Beberapa waktu ke belakang, kita sempat mempertanyakan, buat apa Indonesia membeli jet tempur F-16 eks USAF/National Guard, jika tidak dilengkapi dengan senjata yang mematikan. Masak dari tahun 1980-an sampai sekarang F-16 Indonesia hanya menggotong rudal jarak pendek AIM-9X Sidewinder ?. Dalam peperangan udara, jaman sekarang, siapa yang duluan melepaskan rudal/tembakan, maka dia kemungkinan besar yang menjadi pemenang.

Bisa saja seorang pilot tempur, sudah berhasil mendeteksi pesawat lawan, namun dia tidak bisa menembak, karena tidak terjangkau, ya percuma saja. Pengiriman rudal jarak pendek Aim-9X Sidewinder yang terbaru telah diterima Indonesia pada tahun 2015. Lagi lagi rudal jarak pendek.

Kini kondisi yang timpang itu telah berubah. Amerika Serikat telah menyetujui penjualan 36 rudal AIM-120C-7 AMRAAM, kepada Indonesia. Rudal jarak menengah AIM-120C-7, memiliki jangkauan 120 hingga 140 km, sedikit di bawah varian terbaru AIM-120D, yang memiliki jangkauan sekitar 160 km.

AIM-120C-5 AMRAAM

Rudal AIM-120C-7 besifat beyond-visual-range air-to-air missile (BVRAAM) yang mampu dioperasikan di segala kondisi cuaca. Dengan demikian pilot bisa melepaskan tembakan (fire and forget) tanpa harus mendekati sasaran.

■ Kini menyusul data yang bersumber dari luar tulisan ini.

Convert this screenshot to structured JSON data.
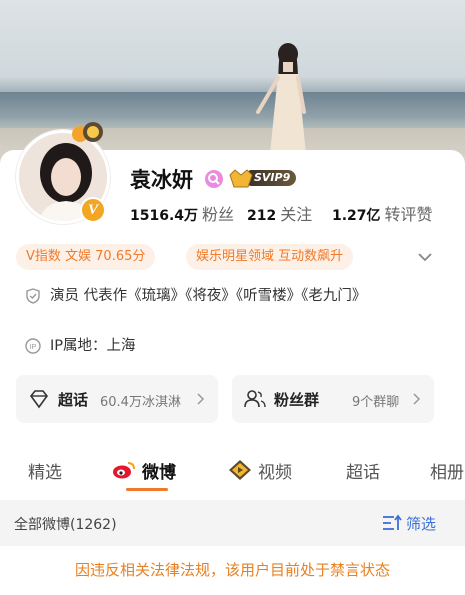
{
  "profile": {
    "name": "袁冰妍",
    "svip_label": "SVIP9",
    "followers": {
      "value": "1516.4万",
      "label": "粉丝"
    },
    "following": {
      "value": "212",
      "label": "关注"
    },
    "reposts": {
      "value": "1.27亿",
      "label": "转评赞"
    }
  },
  "pills": [
    {
      "text": "V指数 文娱 70.65分"
    },
    {
      "text": "娱乐明星领域 互动数飙升"
    }
  ],
  "info": {
    "bio": "演员 代表作《琉璃》《将夜》《听雪楼》《老九门》",
    "ip_location": "IP属地：上海"
  },
  "boxes": {
    "supertopic": {
      "title": "超话",
      "sub": "60.4万冰淇淋"
    },
    "fan_group": {
      "title": "粉丝群",
      "sub": "9个群聊"
    }
  },
  "tabs": [
    "精选",
    "微博",
    "视频",
    "超话",
    "相册"
  ],
  "active_tab": "微博",
  "filter": {
    "title": "全部微博(1262)",
    "button_label": "筛选"
  },
  "notice": "因违反相关法律法规，该用户目前处于禁言状态",
  "colors": {
    "accent": "#f07a2a",
    "link": "#3b6fd8",
    "verified": "#f3a623"
  },
  "icons": {
    "verified": "verified-v-icon",
    "search": "search-badge-icon",
    "shield": "shield-icon",
    "ip": "ip-icon",
    "diamond": "supertopic-diamond-icon",
    "people": "fans-group-icon",
    "weibo": "weibo-logo-icon",
    "video": "video-icon",
    "filter": "filter-icon"
  }
}
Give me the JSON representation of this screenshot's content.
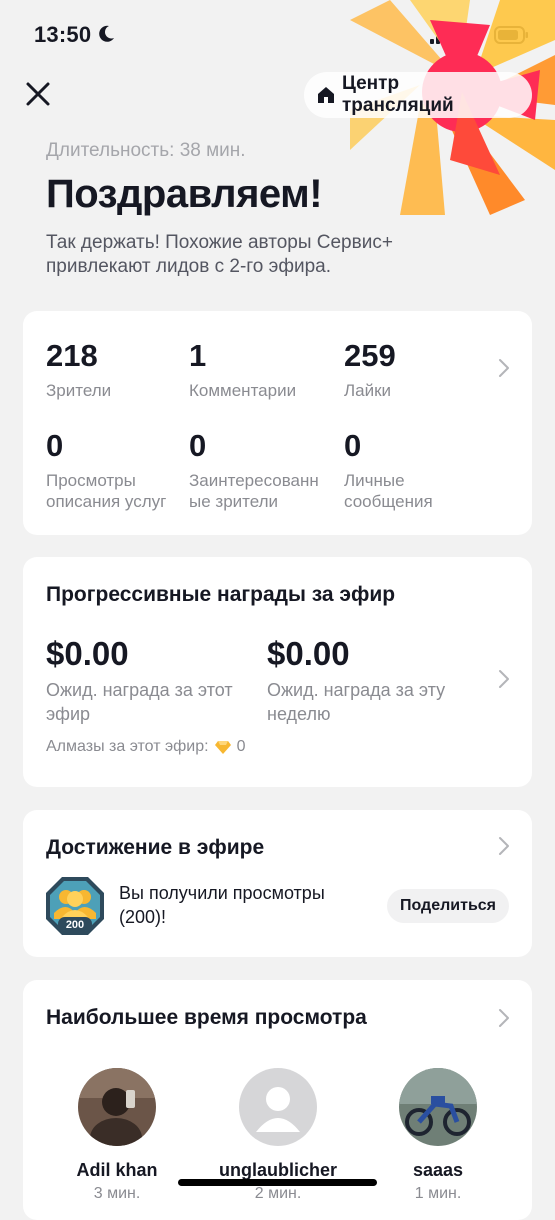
{
  "status_bar": {
    "time": "13:50"
  },
  "header": {
    "center_button_label": "Центр трансляций"
  },
  "summary": {
    "duration": "Длительность: 38 мин.",
    "title": "Поздравляем!",
    "subtitle": "Так держать! Похожие авторы Сервис+ привлекают лидов с 2-го эфира."
  },
  "stats": [
    {
      "value": "218",
      "label": "Зрители"
    },
    {
      "value": "1",
      "label": "Комментарии"
    },
    {
      "value": "259",
      "label": "Лайки"
    },
    {
      "value": "0",
      "label": "Просмотры описания услуг"
    },
    {
      "value": "0",
      "label": "Заинтересованн ые зрители"
    },
    {
      "value": "0",
      "label": "Личные сообщения"
    }
  ],
  "rewards": {
    "title": "Прогрессивные награды за эфир",
    "stream_value": "$0.00",
    "stream_label": "Ожид. награда за этот эфир",
    "week_value": "$0.00",
    "week_label": "Ожид. награда за эту неделю",
    "diamonds_label": "Алмазы за этот эфир:",
    "diamonds_value": "0"
  },
  "achievement": {
    "title": "Достижение в эфире",
    "badge_value": "200",
    "text": "Вы получили просмотры (200)!",
    "share_label": "Поделиться"
  },
  "top_viewers": {
    "title": "Наибольшее время просмотра",
    "viewers": [
      {
        "name": "Adil khan",
        "time": "3 мин."
      },
      {
        "name": "unglaublicher",
        "time": "2 мин."
      },
      {
        "name": "saaas",
        "time": "1 мин."
      }
    ]
  },
  "colors": {
    "background": "#f2f2f2",
    "card": "#ffffff",
    "text_primary": "#161823",
    "text_secondary": "#8a8b91",
    "burst_red": "#fe2c55",
    "burst_orange": "#ff8a2a",
    "burst_yellow": "#ffc43c",
    "diamond": "#f7b731",
    "battery_red": "#e0302c"
  },
  "icons": [
    "moon-icon",
    "signal-icon",
    "wifi-icon",
    "battery-icon",
    "close-icon",
    "house-icon",
    "chevron-right-icon",
    "diamond-icon",
    "achievement-badge-icon",
    "default-avatar-icon"
  ]
}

Keberadaan rudal AIM-120C-7 di pesawat pesawat F-16 TNI AU, tentu mengubah secara drastis kemampuan tempur pilot pilot tempur Indonesia. Zona kemampuan perang F-16 TNI AU, tentu langsung meningkat. Negara tetangga, tidak bisa main main dengan pesawat F-16 TNI AU, meski speknya Block 25 ++.

Kini baik F-16 dan Su 27/30 Indonesia telah dilengkapi dengan rudal jarak menengah. Belum lagi mulai tahun 2018, ditargetkan TNI AU mulai menerima pesawat Sukhoi SU-35 berikut persenjataannya.

Ibarat bermain sepakbola, kini seluruh jet tempur Indonesia telah hidup dan siap menggebuk, siapa saja yang coba coba mengganggu.